Ex (trying to make me jealous): I’m going to a party, everyone’s drinking, laughing, and having fun!
Me: that’ll all stop once you show up
“Pardon me. Might I murder you with my musket? Yes? Excellent news, kind sir!” – The Very Civil War
Someone called me an attention seeking whore today. I think.
I had trouble hearing as I was waving my thong in the air during rush hour.
Missing area man described as boringly conventional, was easily found by multiplying height x width.
the CDC reading all the CDC tweets tomorrow
HER: I’m ending this
ME: why?
HER: you’re way too literal
ME: I promise I can change
HER: prove it
ME: *puts on a different shirt*
Scientists have yet to pinpoint why the universe sends a loud car, barking dog or gale force winds past your house just as your kid is about to drift off to sleep.
If God had wanted us to drink in moderation he wouldn’t have put wine in barrels. #inspiration
God: Don’t eat that Apple. You can smoke this plant I made instead
[20 min later]
Adam: Sooo hungry
Eve: Me too
Adam: That apple looks good
Pro Tip: If you’re searching for Moana You Tube video clips for your kids, DO NOT forget the ‘a’ on the end.
REALTOR: This community has a great neighborhood watch
WIFE: [sees me suddenly excited] Don’t you dare
ME: WHO DECIDES WHO GETS TO WEAR IT
Irony walks into a bar the same time as a Coincidence.
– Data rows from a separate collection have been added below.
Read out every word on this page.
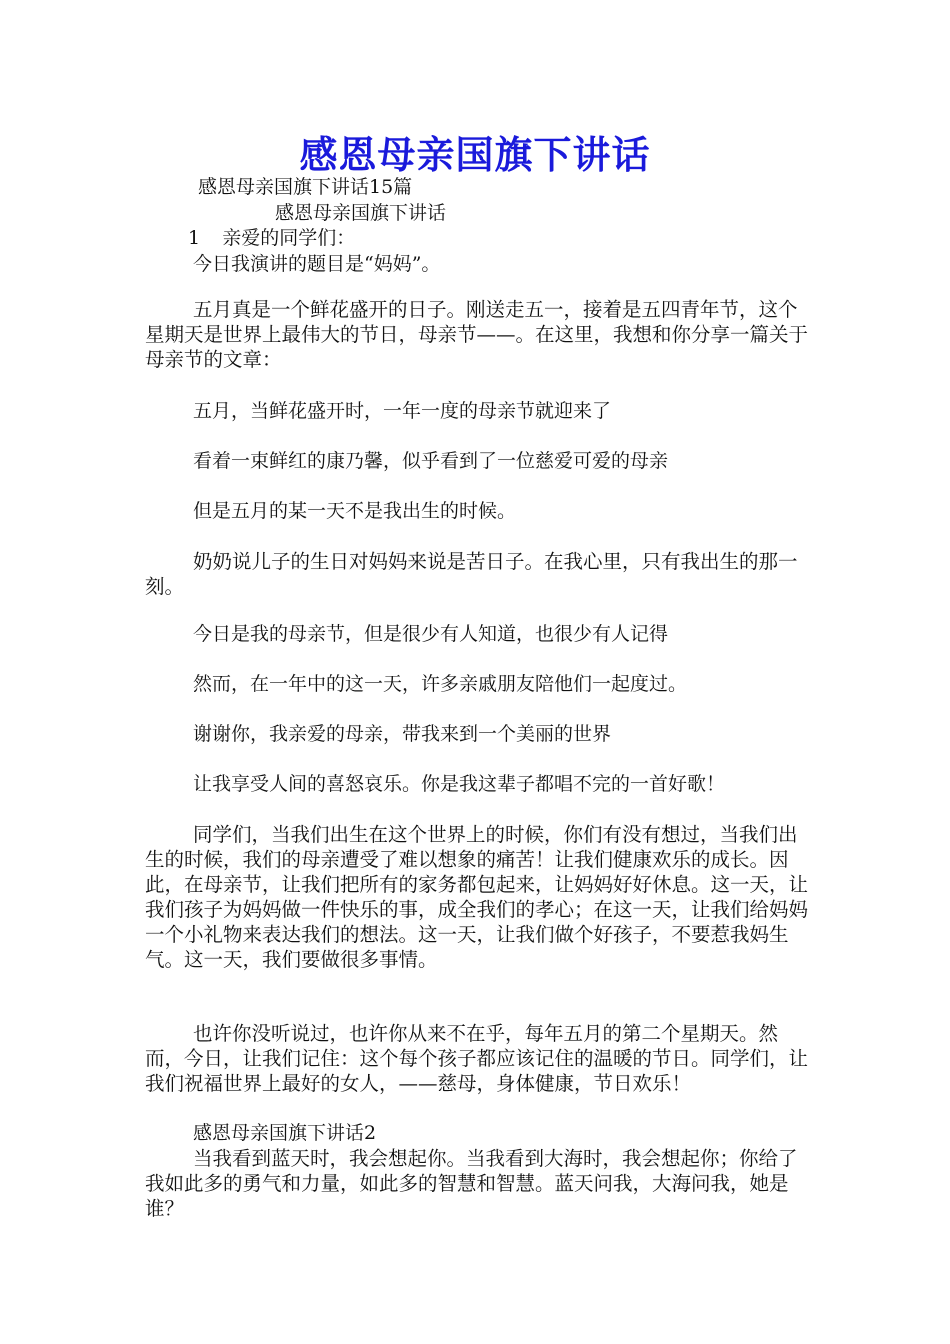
感恩母亲国旗下讲话
感恩母亲国旗下讲话15篇
感恩母亲国旗下讲话
1 亲爱的同学们：
今日我演讲的题目是“妈妈”。
五月真是一个鲜花盛开的日子。刚送走五一，接着是五四青年节，这个星期天是世界上最伟大的节日，母亲节——。在这里，我想和你分享一篇关于母亲节的文章：
五月，当鲜花盛开时，一年一度的母亲节就迎来了
看着一束鲜红的康乃馨，似乎看到了一位慈爱可爱的母亲
但是五月的某一天不是我出生的时候。
奶奶说儿子的生日对妈妈来说是苦日子。在我心里，只有我出生的那一刻。
今日是我的母亲节，但是很少有人知道，也很少有人记得
然而，在一年中的这一天，许多亲戚朋友陪他们一起度过。
谢谢你，我亲爱的母亲，带我来到一个美丽的世界
让我享受人间的喜怒哀乐。你是我这辈子都唱不完的一首好歌！
同学们，当我们出生在这个世界上的时候，你们有没有想过，当我们出生的时候，我们的母亲遭受了难以想象的痛苦！让我们健康欢乐的成长。因此，在母亲节，让我们把所有的家务都包起来，让妈妈好好休息。这一天，让我们孩子为妈妈做一件快乐的事，成全我们的孝心；在这一天，让我们给妈妈一个小礼物来表达我们的想法。这一天，让我们做个好孩子，不要惹我妈生气。这一天，我们要做很多事情。
也许你没听说过，也许你从来不在乎，每年五月的第二个星期天。然而，今日，让我们记住：这个每个孩子都应该记住的温暖的节日。同学们，让我们祝福世界上最好的女人，——慈母，身体健康，节日欢乐！
感恩母亲国旗下讲话2
当我看到蓝天时，我会想起你。当我看到大海时，我会想起你；你给了我如此多的勇气和力量，如此多的智慧和智慧。蓝天问我，大海问我，她是谁？
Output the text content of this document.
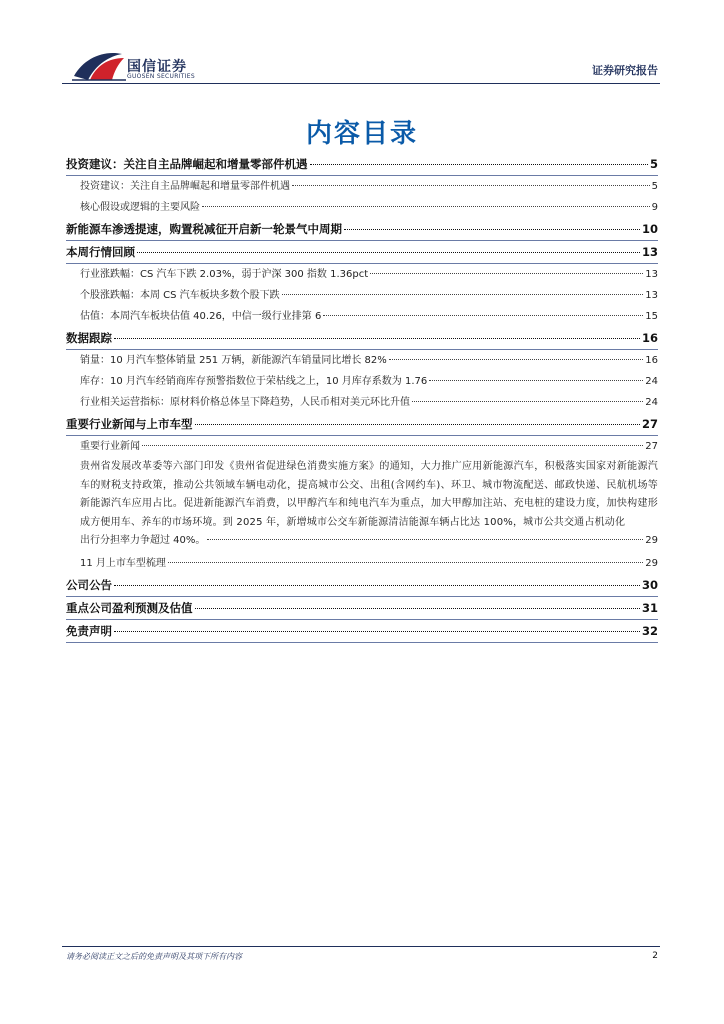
国信证券
GUOSEN SECURITIES	证券研究报告
内容目录
投资建议：关注自主品牌崛起和增量零部件机遇	5
投资建议：关注自主品牌崛起和增量零部件机遇	5
核心假设或逻辑的主要风险	9
新能源车渗透提速，购置税减征开启新一轮景气中周期	10
本周行情回顾	13
行业涨跌幅：CS 汽车下跌 2.03%，弱于沪深 300 指数 1.36pct	13
个股涨跌幅：本周 CS 汽车板块多数个股下跌	13
估值：本周汽车板块估值 40.26，中信一级行业排第 6	15
数据跟踪	16
销量：10 月汽车整体销量 251 万辆，新能源汽车销量同比增长 82%	16
库存：10 月汽车经销商库存预警指数位于荣枯线之上，10 月库存系数为 1.76	24
行业相关运营指标：原材料价格总体呈下降趋势，人民币相对美元环比升值	24
重要行业新闻与上市车型	27
重要行业新闻	27
贵州省发展改革委等六部门印发《贵州省促进绿色消费实施方案》的通知，大力推广应用新能源汽车，积极落实国家对新能源汽车的财税支持政策，推动公共领域车辆电动化，提高城市公交、出租(含网约车)、环卫、城市物流配送、邮政快递、民航机场等新能源汽车应用占比。促进新能源汽车消费，以甲醇汽车和纯电汽车为重点，加大甲醇加注站、充电桩的建设力度，加快构建形成方便用车、养车的市场环境。到 2025 年，新增城市公交车新能源清洁能源车辆占比达 100%，城市公共交通占机动化
出行分担率力争超过 40%。	29
11 月上市车型梳理	29
公司公告	30
重点公司盈利预测及估值	31
免责声明	32
请务必阅读正文之后的免责声明及其项下所有内容	2
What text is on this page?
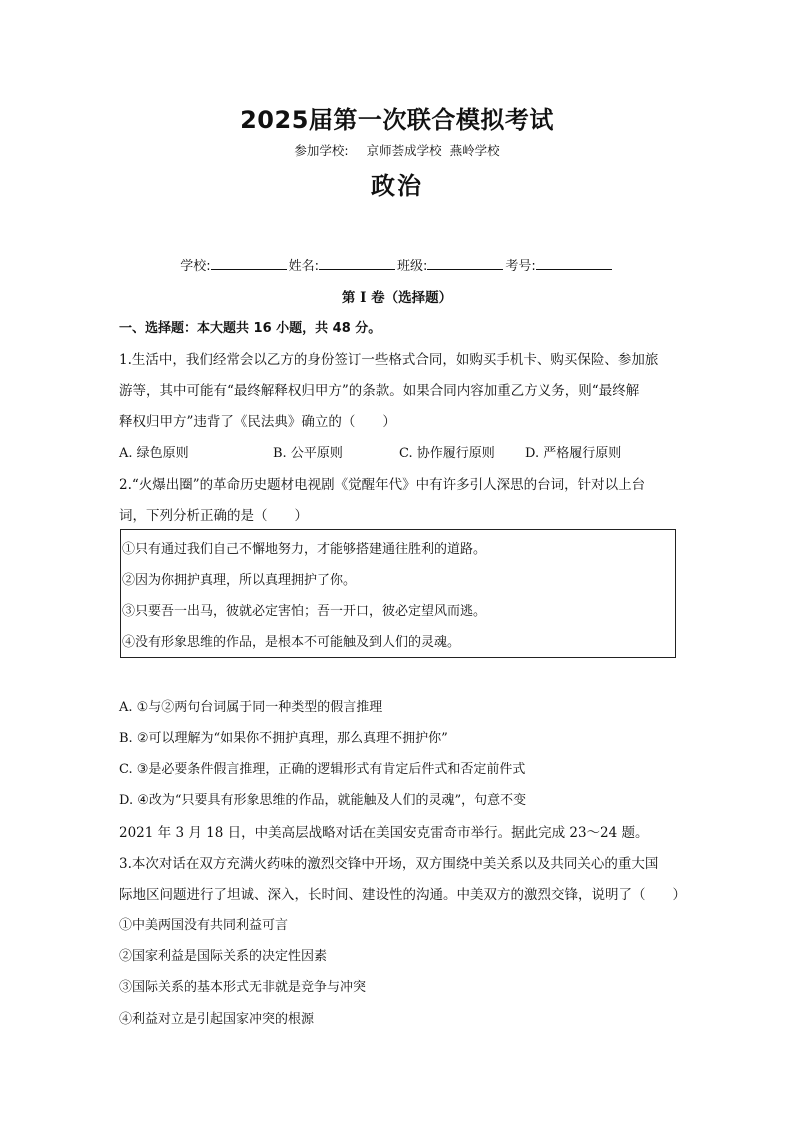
2025届第一次联合模拟考试
参加学校: 京师荟成学校 燕岭学校
政治
学校:	姓名:	班级:	考号:
第 I 卷（选择题）
一、选择题：本大题共 16 小题，共 48 分。
1.生活中，我们经常会以乙方的身份签订一些格式合同，如购买手机卡、购买保险、参加旅
游等，其中可能有“最终解释权归甲方”的条款。如果合同内容加重乙方义务，则“最终解
释权归甲方”违背了《民法典》确立的（　　）
A. 绿色原则	B. 公平原则	C. 协作履行原则 D. 严格履行原则
2.“火爆出圈”的革命历史题材电视剧《觉醒年代》中有许多引人深思的台词，针对以上台
词，下列分析正确的是（　　）
①只有通过我们自己不懈地努力，才能够搭建通往胜利的道路。
②因为你拥护真理，所以真理拥护了你。
③只要吾一出马，彼就必定害怕；吾一开口，彼必定望风而逃。
④没有形象思维的作品，是根本不可能触及到人们的灵魂。
A. ①与②两句台词属于同一种类型的假言推理
B. ②可以理解为“如果你不拥护真理，那么真理不拥护你”
C. ③是必要条件假言推理，正确的逻辑形式有肯定后件式和否定前件式
D. ④改为“只要具有形象思维的作品，就能触及人们的灵魂”，句意不变
2021 年 3 月 18 日，中美高层战略对话在美国安克雷奇市举行。据此完成 23～24 题。
3.本次对话在双方充满火药味的激烈交锋中开场，双方围绕中美关系以及共同关心的重大国
际地区问题进行了坦诚、深入，长时间、建设性的沟通。中美双方的激烈交锋，说明了（　　）
①中美两国没有共同利益可言
②国家利益是国际关系的决定性因素
③国际关系的基本形式无非就是竞争与冲突
④利益对立是引起国家冲突的根源
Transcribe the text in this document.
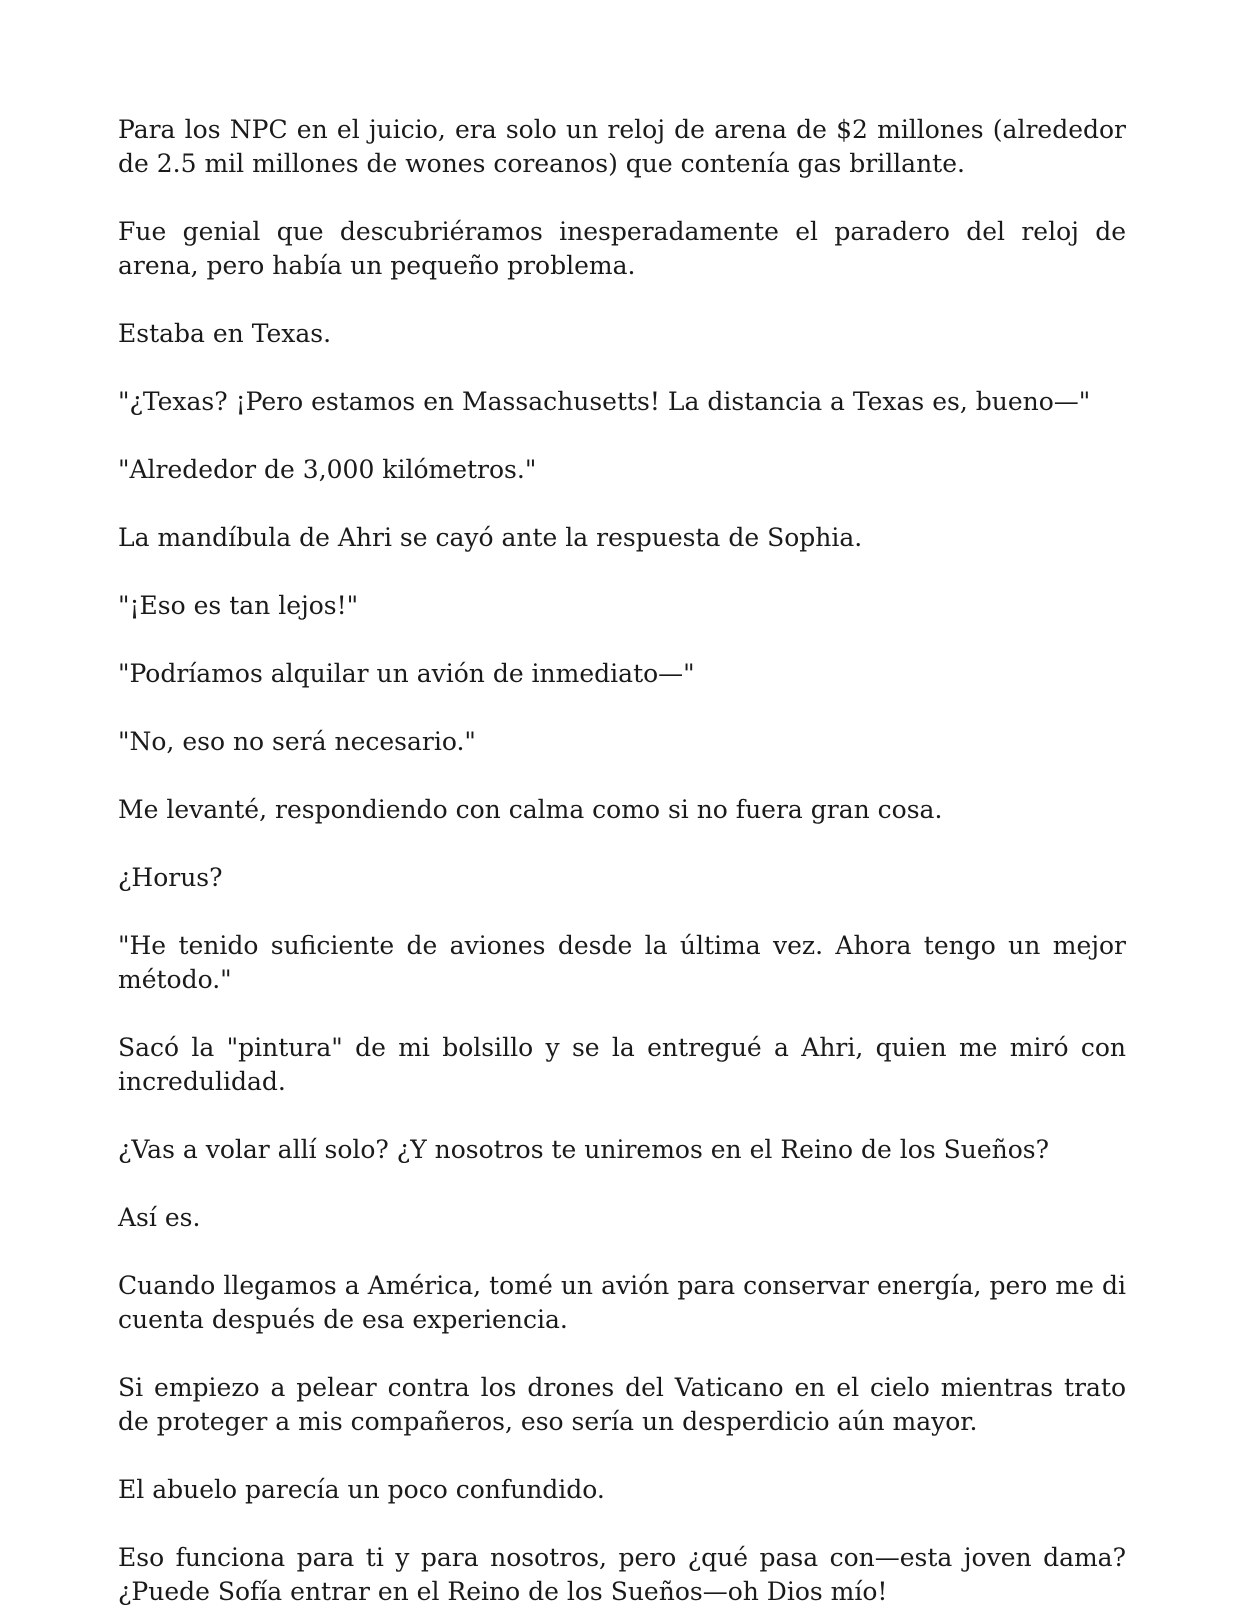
Para los NPC en el juicio, era solo un reloj de arena de $2 millones (alrededor de 2.5 mil millones de wones coreanos) que contenía gas brillante.

Fue genial que descubriéramos inesperadamente el paradero del reloj de arena, pero había un pequeño problema.

Estaba en Texas.

"¿Texas? ¡Pero estamos en Massachusetts! La distancia a Texas es, bueno—"

"Alrededor de 3,000 kilómetros."

La mandíbula de Ahri se cayó ante la respuesta de Sophia.

"¡Eso es tan lejos!"

"Podríamos alquilar un avión de inmediato—"

"No, eso no será necesario."

Me levanté, respondiendo con calma como si no fuera gran cosa.

¿Horus?

"He tenido suficiente de aviones desde la última vez. Ahora tengo un mejor método."

Sacó la "pintura" de mi bolsillo y se la entregué a Ahri, quien me miró con incredulidad.

¿Vas a volar allí solo? ¿Y nosotros te uniremos en el Reino de los Sueños?

Así es.

Cuando llegamos a América, tomé un avión para conservar energía, pero me di cuenta después de esa experiencia.

Si empiezo a pelear contra los drones del Vaticano en el cielo mientras trato de proteger a mis compañeros, eso sería un desperdicio aún mayor.

El abuelo parecía un poco confundido.

Eso funciona para ti y para nosotros, pero ¿qué pasa con—esta joven dama? ¿Puede Sofía entrar en el Reino de los Sueños—oh Dios mío!
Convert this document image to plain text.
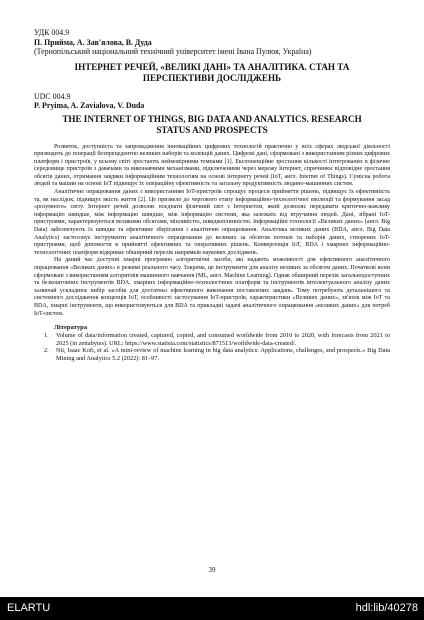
УДК 004.9
П. Прийма, А. Зав'ялова, В. Дуда
(Тернопільський національний технічний університет імені Івана Пулюя, Україна)
ІНТЕРНЕТ РЕЧЕЙ, «ВЕЛИКІ ДАНІ» ТА АНАЛІТИКА. СТАН ТА
ПЕРСПЕКТИВИ ДОСЛІДЖЕНЬ
UDC 004.9
P. Pryima, A. Zavialova, V. Duda
THE INTERNET OF THINGS, BIG DATA AND ANALYTICS. RESEARCH
STATUS AND PROSPECTS

Розвиток, доступність та запровадження інноваційних цифрових технологій практично у всіх сферах людської діяльності призводить до генерації безпрецедентно великих наборів та колекцій даних. Цифрові дані, сформовані з використанням різних цифрових платформ і пристроїв, у всьому світі зростають неймовірними темпами [1]. Експоненційне зростання кількості інтегрованих в фізичне середовище пристроїв з давачами та виконавчими механізмами, підключеними через мережу Інтернет, спричинює відповідне зростання обсягів даних, отримання завдяки інформаційним технологіям на основі інтернету речей (IoT, англ. Internet of Things). Сумісна робота людей та машин на основі IoT підвищує їх операційну ефективність та загальну продуктивність людино-машинних систем.

Аналітичне опрацювання даних з використанням IoT-пристроїв спрощує процеси прийняття рішень, підвищує їх ефективність та, як наслідок, підвищує якість життя [2]. Це призвело до чергового етапу інформаційно-технологічної еволюції та формування засад «розумного» світу. Інтернет речей дозволяє поєднати фізичний світ з Інтернетом, який дозволяє передавати критично-важливу інформацію швидше, між інформацію швидше, між інформацію системи, яка залежать від втручання людей. Дані, зібрані IoT-пристроями, характеризуються великими обсягами, мінливістю, швидкоплинністю. Інформаційні технології «Великих даних» (англ. Big Data) забезпечують їх швидке та ефективне зберігання і аналітичне опрацювання. Аналітика великих даних (BDA, англ. Big Data Analytics) застосовує інструменти аналітичного опрацювання до великих за обсягом потоків та наборів даних, створених IoT-пристроями, щоб допомогти в прийнятті ефективних та оперативних рішень. Конвергенція IoT, BDA і хмарних інформаційно-технологічних платформ відкриває обширний перелік напрямків наукових досліджень.

На даний час доступні хмарні програмно алгоритмічні засоби, які надають можливості для ефективного аналітичного опрацювання «Великих даних» в режимі реального часу. Зокрема, це інструменти для аналізу великих за обсягом даних. Початкові вони сформовані з використанням алгоритмів машинного навчання (ML, англ. Machine Learning). Однак обширний перелік загальнодоступних та безкоштовних інструментів BDA, хмарних інформаційно-технологічних платформ та інструментів інтелектуального аналізу даних зазвичай ускладнює вибір засобів для достатньо ефективного виконання поставлених завдань. Тому потребують детальнішого та системного дослідження концепція IoT, особливості застосування IoT-пристроїв, характеристики «Великих даних», зв'язок між IoT та BDA, хмарні інструменти, що використовуються для BDA та прикладні задачі аналітичного опрацювання «великих даних» для потреб IoT-систем.

Література
1. Volume of data/information created, captured, copied, and consumed worldwide from 2010 to 2020, with forecasts from 2021 to 2025 (in zettabytes). URL: https://www.statista.com/statistics/871513/worldwide-data-created/.
2. Nti, Isaac Kofi, et al. «A mini-review of machine learning in big data analytics: Applications, challenges, and prospects.» Big Data Mining and Analytics 5.2 (2022): 81–97.
39
ELARTU	hdl:lib/40278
The bartender asks what they want? “Not to be confused with each other.”
My cat knocked my phone into the toilet so now I have to shop for a new cat.
ikea instructions make no sense, why would they only give me one allen wrench to cook all these meatballs
“play stupid games, win stupid prizes” bold of you to assume i am winning the stupid games
[wakes up from coma I went into in 1908] so how many more World Series titles have the Cubs won?
If a woman asks if you “notice anything new” tell her “I do, your beauty surprises me every day.” Then continue thinking about velociraptors
Before you tell a woman her makeup is askew, be sure she’s actually wearing makeup.
Good luck to all of the parents whose kids will be eating their Easter candy and won’t be going to bed until Tuesday night.
I’m not mad at Bezos for going into space. I’m mad at him for coming back.
Kids, you can grow up and be
whoever you want …….. it’s called
identity theft.
There’s no “k” in team either. This is fun. What other letters aren’t in team?
There is a lady who just asked me if Arsenal is a series! I asked her why?She told me that all Arsenal fans usually wait for the next season
QUESTION: What were the very first straws made of? ANSWER: Straw.
Anesthesiologists are doctors who don’t like having to talk to people.
Hello 911.
“He’s back what do I do?”
Brent?
“Yes”
It’s the just the mailman remember
“Ok, sorry.”
Bye
“Wait, he put something in my mailbo
“It all started when my mom met my dad…”
I’m no sadist. Some of my best friends are sad.